Similarly, many burn cases are also due to dowry, which is still a prominent practice in society. Legal provisions have so far been unsuccessful at eliminating the practice. Section 5 of Social Practice (Reforms) Act 1976 restricts the husband and his family from compelling the wife to give dowry in connection with or after marriage. The punishment for contravention is a fine of up to Rs 10,000 and imprisonment for up to 15 days or both with forfeiture of property. Unlike India, our legal provision lacks a strong presumption of dowry death. In India, if a women dies due to burns or bodily injury within seven years of her marriage and if she was subject to cruelty or harassment by her husband or any other relative for, or in connection with, any demand for dowry, the husband or relative in question shall be deemed to have caused her death.
Although we have legal provisions, they do not address the grievance of victims effectively. The current legal regime ignores practical difficulties. Mostly in burn cases, the victim’s first priority is proper medical treatment. In the course of treatment and considering the nature and impact of the burn, victims are forced to spend a lot of money and time. In such a scenario, either the victim dies or the injury forces them to continue expensive medical treatment. In most burn cases, perpetrators are booked under homicide or attempted murder.
But in the end, what does the victim get? Should the culprit’s imprisonment alone be cause for joy? Our penal system does not have provisions to hold perpetrators accountable to cover all the medical expenses of the victim. Particularly in burn cases, treatment can go on for years with general surgery to plastic surgery. In such a scenario, who is responsible for covering medical expenses? Is it the state’s duty or the victim’s right to demand medical assistance from the perpetrator?
It is very important that law should not be rigid and that it change with the times. Laws should respond to needs and notions of contemporary society. In cases of burns and any form of physical, sexual or emotional violence, there must be a scheme for compensation to provide interim and monetary relief to the victim. The said scheme must be managed either by the state and in case-to-case bases, perpetrators must compensate the victim.
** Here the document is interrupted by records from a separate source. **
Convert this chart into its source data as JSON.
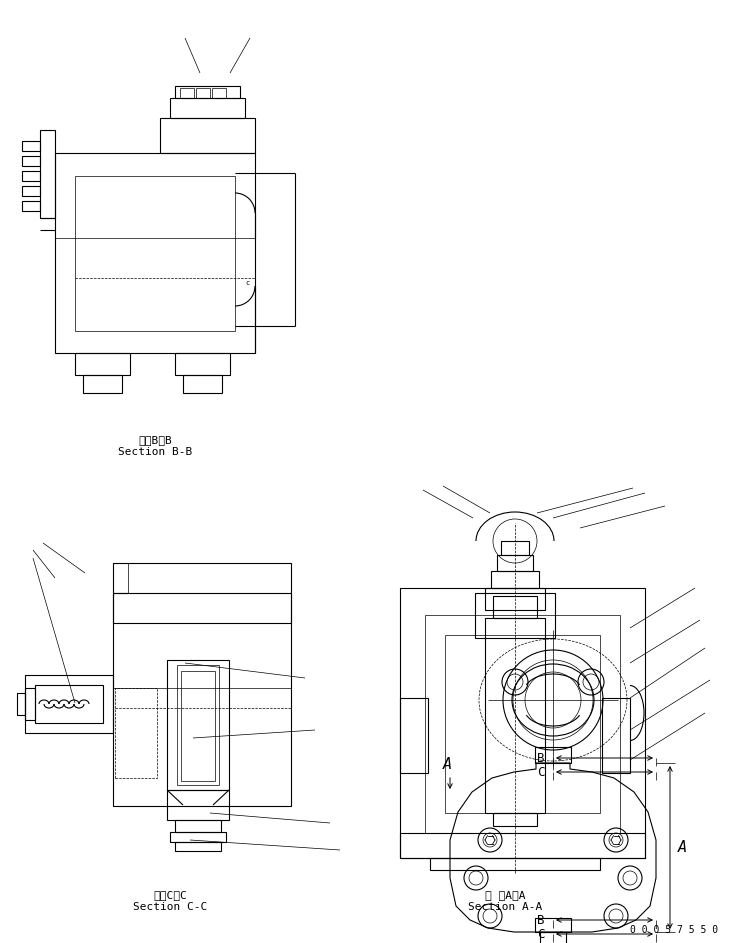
{
  "bg_color": "#ffffff",
  "lc": "#000000",
  "lw": 0.8,
  "lt": 0.5,
  "fig_w": 7.46,
  "fig_h": 9.43,
  "dpi": 100,
  "label_bb_1": "断面B－B",
  "label_bb_2": "Section B-B",
  "label_cc_1": "断面C－C",
  "label_cc_2": "Section C-C",
  "label_aa_1": "断 面A－A",
  "label_aa_2": "Section A-A",
  "part_number": "0 0 0 5 7 5 5 0"
}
In recent years, incidents of gender-based violence have been featured more often in the media. And yes, activists and human right defenders have publicly condemned existing legal provisions while contributing both directly and indirectly to victims. In the end, imprisonment alone does not serve victims. For them, medical treatment, rehabilitation and integration into society are paramount. Unlike Rihana and Chanda, there are many more victims whose voices haven’t reached Kathmandu. So it is important that we hear the loud cry for justice at local levels.